From a production standpoint it makes sense I suppose, as it does solve the dilemma of how to get away with showing all those sex scenes and exposed breasts of ‘kids’ who are supposed to be in their teens. But unfortunately from a viewer’s standpoint it begs the question: Who in the hell is still going to summer camp when they’re 24?
Welcome to Camp College Dropou-…I mean Mullet-…I mean, Camp Rolling Hills. Damn.
Like a lot of long running horror franchises, Sleepaway Camp II transitions into the realm of comedy in this installment. The only real difference here is that it didn’t take them 3-4 extra sequels to get there. Unlike the first film which tried to play everything straight (even with its unintentional cheesiness), Sleepaway Camp II does away with all that and goes right into full on, self aware goofiness. As I was watching it, I started to think of it as the Heathers of horror. The once quiet Angela is now spouting off dark murder quips, homage is paid to other horror franchises and just about everyone dies an ironically gruesome death.
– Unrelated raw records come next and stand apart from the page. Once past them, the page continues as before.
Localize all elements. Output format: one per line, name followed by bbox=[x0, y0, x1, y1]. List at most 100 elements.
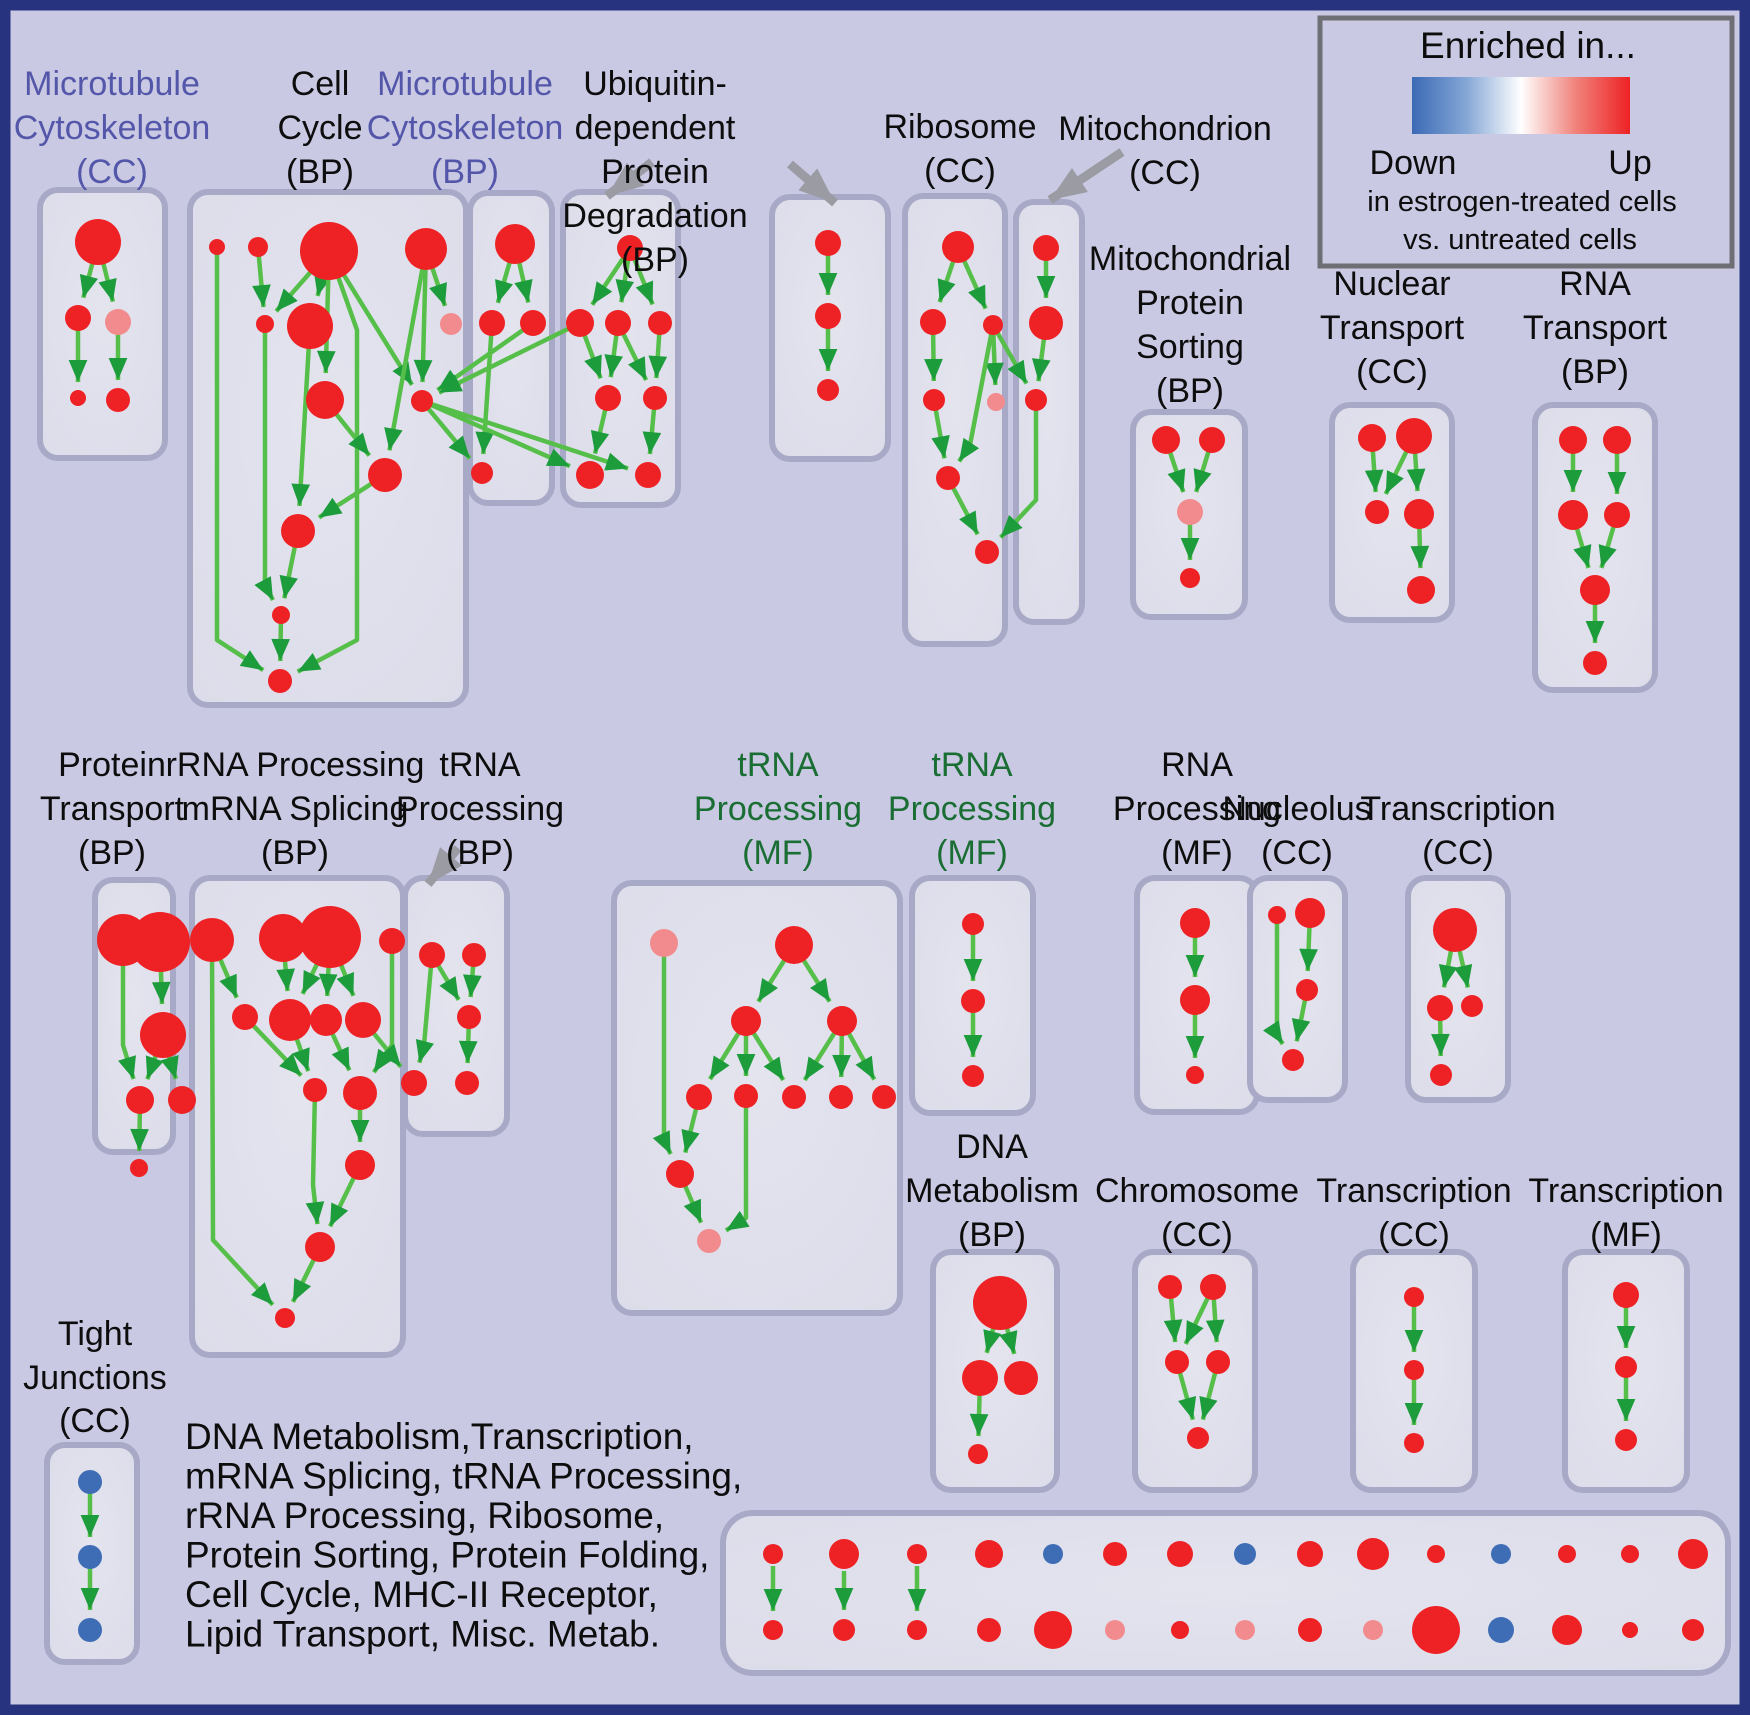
node-tight-junctions-1 bbox=[78, 1545, 102, 1569]
node-ubiquitin-degradation-4 bbox=[595, 385, 621, 411]
node-mitochondrial-protein-sorting-2 bbox=[1177, 499, 1203, 525]
node-ubiquitin-degradation-2-1 bbox=[815, 303, 841, 329]
node-nuclear-transport-3 bbox=[1404, 499, 1434, 529]
note-text-line-0: DNA Metabolism,Transcription, bbox=[185, 1416, 694, 1457]
edge-rrna-processing-mrna-splicing-1 bbox=[209, 939, 275, 1307]
layer-boxes bbox=[37, 187, 1731, 1676]
node-trna-processing-bp-2 bbox=[457, 1005, 481, 1029]
node-microtubule-cc-0 bbox=[75, 219, 121, 265]
cluster-label-ubiquitin-degradation: (BP) bbox=[621, 241, 689, 279]
edge-cell-cycle-7 bbox=[413, 248, 433, 383]
node-transcription-cc-mid-2 bbox=[1461, 995, 1483, 1017]
node-microtubule-cc-4 bbox=[106, 388, 130, 412]
node-tight-junctions-2 bbox=[78, 1618, 102, 1642]
node-ribosome-1 bbox=[920, 309, 946, 335]
cluster-label-dna-metabolism: Metabolism bbox=[905, 1172, 1079, 1210]
node-cell-cycle-4 bbox=[256, 315, 274, 333]
grid-node-bottom-9 bbox=[1363, 1620, 1383, 1640]
node-protein-transport-3 bbox=[126, 1086, 154, 1114]
cluster-label-microtubule-bp: Cytoskeleton bbox=[367, 109, 564, 147]
grid-node-top-9 bbox=[1357, 1538, 1389, 1570]
cluster-box-rna-transport bbox=[1532, 402, 1658, 693]
node-microtubule-bp-0 bbox=[495, 224, 535, 264]
cluster-label-microtubule-cc: (CC) bbox=[76, 153, 148, 191]
cluster-label-rna-processing-mf: RNA bbox=[1161, 746, 1233, 784]
cluster-label-microtubule-bp: (BP) bbox=[431, 153, 499, 191]
cross-edge-6 bbox=[999, 400, 1039, 539]
cluster-label-ribosome: (CC) bbox=[924, 152, 996, 190]
node-rna-processing-mf-0 bbox=[1180, 908, 1210, 938]
cluster-box-chromosome bbox=[1132, 1249, 1258, 1493]
node-ubiquitin-degradation-3 bbox=[648, 311, 672, 335]
node-cell-cycle-8 bbox=[411, 390, 433, 412]
cluster-label-microtubule-bp: Microtubule bbox=[377, 65, 553, 103]
node-rrna-processing-mrna-splicing-6 bbox=[310, 1004, 342, 1036]
grid-node-bottom-10 bbox=[1412, 1606, 1460, 1654]
node-protein-transport-1 bbox=[130, 912, 190, 972]
node-protein-transport-4 bbox=[168, 1086, 196, 1114]
cluster-label-mitochondrion: Mitochondrion bbox=[1058, 110, 1272, 148]
edge-protein-transport-0 bbox=[118, 940, 136, 1080]
cluster-label-trna-processing-mf-small: (MF) bbox=[936, 834, 1008, 872]
node-transcription-mf-0 bbox=[1613, 1282, 1639, 1308]
node-rrna-processing-mrna-splicing-2 bbox=[299, 906, 361, 968]
grid-node-bottom-2 bbox=[907, 1620, 927, 1640]
edge-cell-cycle-1 bbox=[252, 246, 271, 308]
cluster-label-chromosome: (CC) bbox=[1161, 1216, 1233, 1254]
cluster-label-trna-processing-mf-large: tRNA bbox=[737, 746, 819, 784]
node-dna-metabolism-3 bbox=[968, 1444, 988, 1464]
cluster-label-mitochondrial-protein-sorting: (BP) bbox=[1156, 372, 1224, 410]
cluster-label-rrna-processing-mrna-splicing: mRNA Splicing bbox=[182, 790, 409, 828]
node-transcription-cc-mid-1 bbox=[1427, 995, 1453, 1021]
edge-cell-cycle-10 bbox=[291, 325, 313, 507]
note-text-line-3: Protein Sorting, Protein Folding, bbox=[185, 1535, 709, 1576]
node-rna-transport-5 bbox=[1583, 651, 1607, 675]
node-transcription-cc-mid-3 bbox=[1430, 1064, 1452, 1086]
node-trna-processing-bp-3 bbox=[401, 1070, 427, 1096]
node-trna-processing-mf-large-1 bbox=[775, 926, 813, 964]
cluster-label-protein-transport: Protein bbox=[58, 746, 166, 784]
edge-microtubule-bp-2 bbox=[475, 322, 495, 455]
grid-node-top-12 bbox=[1558, 1545, 1576, 1563]
grid-node-top-6 bbox=[1167, 1541, 1193, 1567]
node-cell-cycle-5 bbox=[287, 303, 333, 349]
node-rrna-processing-mrna-splicing-12 bbox=[275, 1308, 295, 1328]
node-trna-processing-bp-4 bbox=[455, 1071, 479, 1095]
node-dna-metabolism-2 bbox=[1004, 1361, 1038, 1395]
cluster-label-rna-transport: (BP) bbox=[1561, 353, 1629, 391]
node-transcription-cc-bottom-1 bbox=[1404, 1360, 1424, 1380]
cluster-label-trna-processing-bp: Processing bbox=[396, 790, 564, 828]
node-transcription-cc-bottom-0 bbox=[1404, 1287, 1424, 1307]
cluster-label-nucleolus: (CC) bbox=[1261, 834, 1333, 872]
cross-edge-4 bbox=[421, 398, 629, 471]
cluster-label-ubiquitin-degradation: Protein bbox=[601, 153, 709, 191]
node-ubiquitin-degradation-2-2 bbox=[817, 379, 839, 401]
node-trna-processing-mf-small-2 bbox=[962, 1065, 984, 1087]
layer-nodes bbox=[65, 219, 1708, 1654]
node-rna-transport-4 bbox=[1580, 575, 1610, 605]
node-protein-transport-2 bbox=[140, 1012, 186, 1058]
gray-pointer-arrow-3 bbox=[424, 845, 463, 887]
cluster-label-transcription-cc-bottom: (CC) bbox=[1378, 1216, 1450, 1254]
grid-node-top-1 bbox=[829, 1539, 859, 1569]
legend-down-label: Down bbox=[1370, 144, 1457, 182]
cluster-label-ubiquitin-degradation: Ubiquitin- bbox=[583, 65, 727, 103]
bottom-grid-box bbox=[720, 1510, 1731, 1676]
node-nucleolus-0 bbox=[1268, 906, 1286, 924]
node-cell-cycle-11 bbox=[272, 606, 290, 624]
cluster-label-nucleolus: Nucleolus bbox=[1222, 790, 1371, 828]
node-trna-processing-mf-large-3 bbox=[827, 1006, 857, 1036]
node-cell-cycle-10 bbox=[281, 514, 315, 548]
cluster-label-transcription-cc-bottom: Transcription bbox=[1316, 1172, 1511, 1210]
node-trna-processing-mf-large-0 bbox=[650, 929, 678, 957]
grid-node-bottom-5 bbox=[1105, 1620, 1125, 1640]
node-cell-cycle-7 bbox=[306, 381, 344, 419]
node-trna-processing-mf-large-5 bbox=[734, 1084, 758, 1108]
legend-box bbox=[1317, 15, 1735, 269]
node-mitochondrial-protein-sorting-3 bbox=[1180, 568, 1200, 588]
node-trna-processing-mf-small-1 bbox=[961, 989, 985, 1013]
node-trna-processing-mf-large-10 bbox=[697, 1229, 721, 1253]
node-ubiquitin-degradation-0 bbox=[617, 235, 643, 261]
grid-node-bottom-8 bbox=[1298, 1618, 1322, 1642]
grid-node-bottom-6 bbox=[1171, 1621, 1189, 1639]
This also means that the film isn’t in any way scary (unless you count the unusual number of mullets.) You know who the killer is from the start and what little tension there is usually comes not from wondering what’s going to happen, but when, how and to whom. Hell, at one point they literally list off all the upcoming murder implements so you can have ample time to sit there and guess how they’re going to be used. The drug obsessed sisters? Yeah, they’re not gonna make it. The shit-talkin’, sex-crazed cheerleader? I envy her not. The peeping toms? Their pain will be legendary. The two nimwits who decided to run around in the woods dressed as Jason and Freddy Kruger?
They get taken out by better franchises.
Despite being more self aware than the first film, Sleepaway Camp II follows in its predecessors footsteps as far as feeling socially dated. Not only is there a cringe-worthy amount of sexist set pieces and language, but it also suffers from the same homophobia and transphobia present in the first film. A small, miniscule part of me remains happy that at least one aspect of the original film remains consistent with the sequel. The rest is less than thrilled.
Though that same part of me is also thrilled I didn’t end up like Ally.
Sleepaway Camp II ends up as a bit of a mixed bag as far as sequels go. On the one hand, if you’re a fan of dark, ironic deaths that are carried out by a quip-filled killer then you’re going to have a good time. It may not be Freddy level of quipping, but it’s still pretty good. On the other hand, if you’re looking for something that is in any way similar to the first film, you’re going to be extremely disappointed. The film is still very fun, it’s just fun in completely different ways than the first film. So expectations should be properly checked.
Sleepaway Camp II is currently streaming on Amazon Prime.
It has also recently received a very nice Blu-ray release along with Sleepaway Camp and Sleepaway Camp III, thanks to Shout! Factory.